Reviewing the report, Mr. Kell said the FDI figures for 2003 were telling. While they showed investment declining for the third year in a row to $560 billion, the forecasts for 2004 indicated that the decline had bottomed out. The 2003 decline was prompted by a fall in FDI to developed countries by 25 per cent over the previous year and by a dramatic fall in flows to the United States by 53 per cent in that same time. Also, for the first time, companies from the developing world were coming into the FDI mainstream. Investment from the developing world accounted for 10 per cent of global FDI in 2003, or 6 per cent of the global flow.
Asked to respond to President Bush’s speech to the General Assembly yesterday regarding development assistance, fighting poverty and non official private assistance, Mr. Sachs said the United Nations had seen no action to back up any of the commitments the United States had made at the Millennium Summit or Monterrey. Not a single cent had been delivered of the amount, very publicly promised, to the March 2002 Millennium Challenge Fund.

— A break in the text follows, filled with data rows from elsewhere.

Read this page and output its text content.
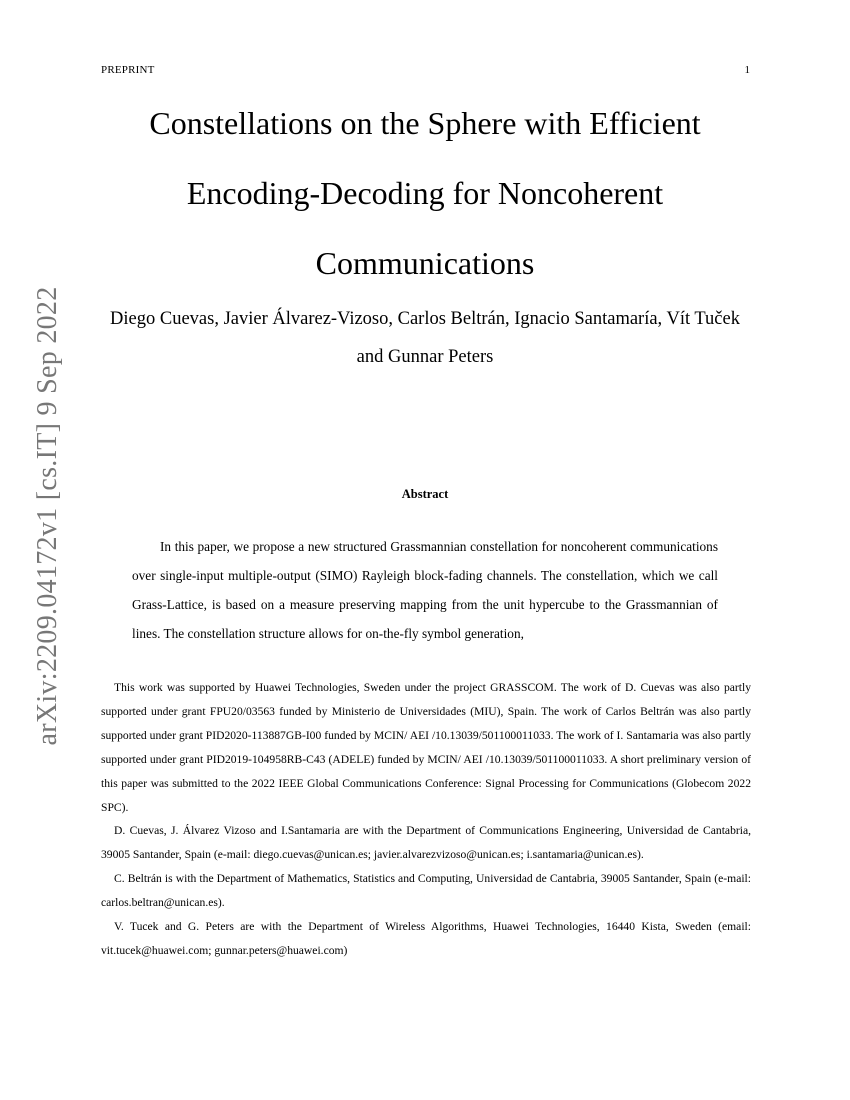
PREPRINT	1
arXiv:2209.04172v1 [cs.IT] 9 Sep 2022
Constellations on the Sphere with Efficient Encoding-Decoding for Noncoherent Communications

Diego Cuevas, Javier Álvarez-Vizoso, Carlos Beltrán, Ignacio Santamaría, Vít Tuček and Gunnar Peters

Abstract

In this paper, we propose a new structured Grassmannian constellation for noncoherent communications over single-input multiple-output (SIMO) Rayleigh block-fading channels. The constellation, which we call Grass-Lattice, is based on a measure preserving mapping from the unit hypercube to the Grassmannian of lines. The constellation structure allows for on-the-fly symbol generation,

This work was supported by Huawei Technologies, Sweden under the project GRASSCOM. The work of D. Cuevas was also partly supported under grant FPU20/03563 funded by Ministerio de Universidades (MIU), Spain. The work of Carlos Beltrán was also partly supported under grant PID2020-113887GB-I00 funded by MCIN/ AEI /10.13039/501100011033. The work of I. Santamaria was also partly supported under grant PID2019-104958RB-C43 (ADELE) funded by MCIN/ AEI /10.13039/501100011033. A short preliminary version of this paper was submitted to the 2022 IEEE Global Communications Conference: Signal Processing for Communications (Globecom 2022 SPC).

D. Cuevas, J. Álvarez Vizoso and I.Santamaria are with the Department of Communications Engineering, Universidad de Cantabria, 39005 Santander, Spain (e-mail: diego.cuevas@unican.es; javier.alvarezvizoso@unican.es; i.santamaria@unican.es).

C. Beltrán is with the Department of Mathematics, Statistics and Computing, Universidad de Cantabria, 39005 Santander, Spain (e-mail: carlos.beltran@unican.es).

V. Tucek and G. Peters are with the Department of Wireless Algorithms, Huawei Technologies, 16440 Kista, Sweden (email: vit.tucek@huawei.com; gunnar.peters@huawei.com)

In response to further questions about the United States and foreign investment or aid, he said the amount that the United States had promised was very small compared to the country’s $10 trillion economy and the enormity of the needs in the poorest countries. The United States was the smallest donor, in per capita foreign assistance, and the private sector made a miniscule difference, perhaps a .04 per cent increase in the amount given on the scale of poor nations’ needs.
He said the United States had once suggested that remittances should count as foreign aid and that money earned by foreigners in the United States and sent to families back home should count as part of United States foreign aid. That was the equivalent of claiming that the corporate profits made by United States companies overseas should count as foreign aid to the United States by those countries.
All in all, he said, the European countries were much more committed to foreign development, in terms of money and policy, than the United States, which spent $450 billion annually on defence and $15 billion on development aid. So while the words and intentions of the United States were good, the world could see its lack of follow-through and that only widened the gap between rich and poor.